Step-by-step explanation:
SOLUTION :
Given :
Internal diameter of hollow sphere = 4 cm
Internal radius of hollow sphere , r = 2 cm
External diameter of hollow sphere = 8 cm
External radius of hollow sphere , R = 4 cm
Diameter of the cone = 8 cm
Radius of the cone , r1 = 4 cm
Volume of the hollow spherical shell = 4/3π(R³ − r³)

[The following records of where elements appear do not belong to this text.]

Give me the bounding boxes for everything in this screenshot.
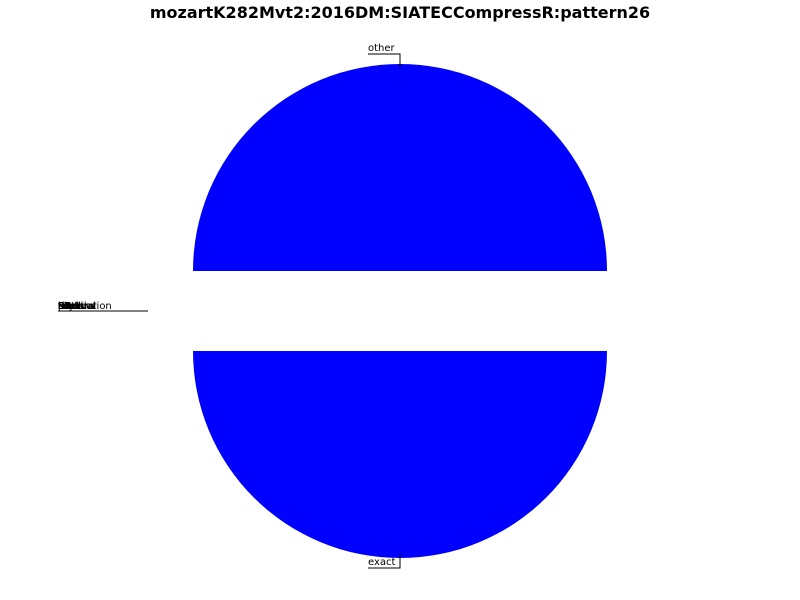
chart-title: mozartK282Mvt2:2016DM:SIATECCompressR:pa…	[150, 3, 650, 22]
zero-slice-label-RI: RI	[58, 301, 68, 312]
label-leader-other	[368, 53, 401, 68]
pie-slices	[193, 64, 607, 558]
zero-slice-labels: translationRIRISTSRSISRItimerhythmpitchc…	[58, 301, 148, 312]
zero-slice-label-SR: SR	[58, 301, 71, 312]
zero-slice-label-interval: interval	[58, 301, 96, 312]
zero-slice-label-scale: scale	[58, 301, 84, 312]
zero-slice-label-contour: contour	[58, 301, 97, 312]
zero-slice-label-ST: ST	[58, 301, 71, 312]
slice-label-exact: exact	[368, 557, 396, 568]
pie-slice-exact	[193, 351, 607, 558]
zero-slice-label-R: R	[58, 301, 65, 312]
label-leader-exact	[368, 554, 401, 569]
pie-slice-other	[193, 64, 607, 271]
zero-slice-label-SI: SI	[58, 301, 67, 312]
zero-slice-label-SRI: SRI	[58, 301, 74, 312]
zero-slice-label-I: I	[58, 301, 61, 312]
zero-slice-label-rhythm: rhythm	[58, 301, 94, 312]
slice-label-other: other	[368, 43, 396, 54]
pie-labels: other exact	[368, 43, 401, 569]
zero-slice-label-tonal: tonal	[58, 301, 83, 312]
zero-slice-label-pitch: pitch	[58, 301, 83, 312]
zero-slice-label-translation: translation	[58, 301, 112, 312]
zero-slice-label-time: time	[58, 301, 81, 312]
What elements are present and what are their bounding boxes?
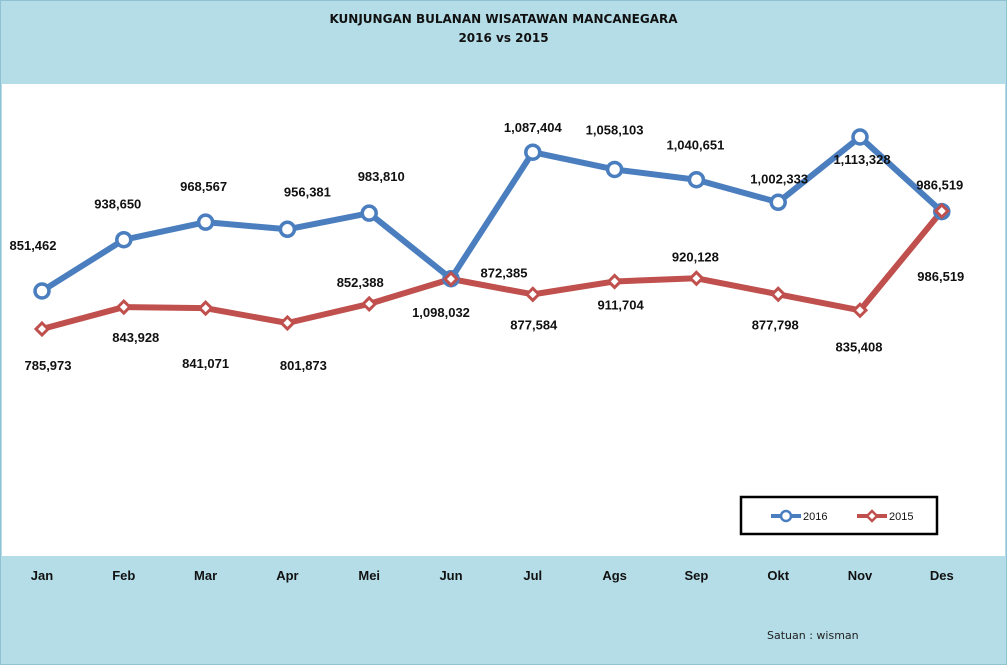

Let the height of the cone be h cm.
Volume of the cone = 1/3πr1²h
Since, the hollow spherical shell is melted into a cone , so volume of both are equal
Volume of the hollow spherical shell = Volume of the cone
4/3π(R³ − r³) = 1/3πr1²h
4(R³ − r³) = r1²h
4(4³ - 2³) = 4²h
4(64 - 8) = 16h
4(56) = 16h
h = (4 × 56) /16
h = 56/4 = 14
h = 14 cm
Hence, the height of the cone is 14 cm.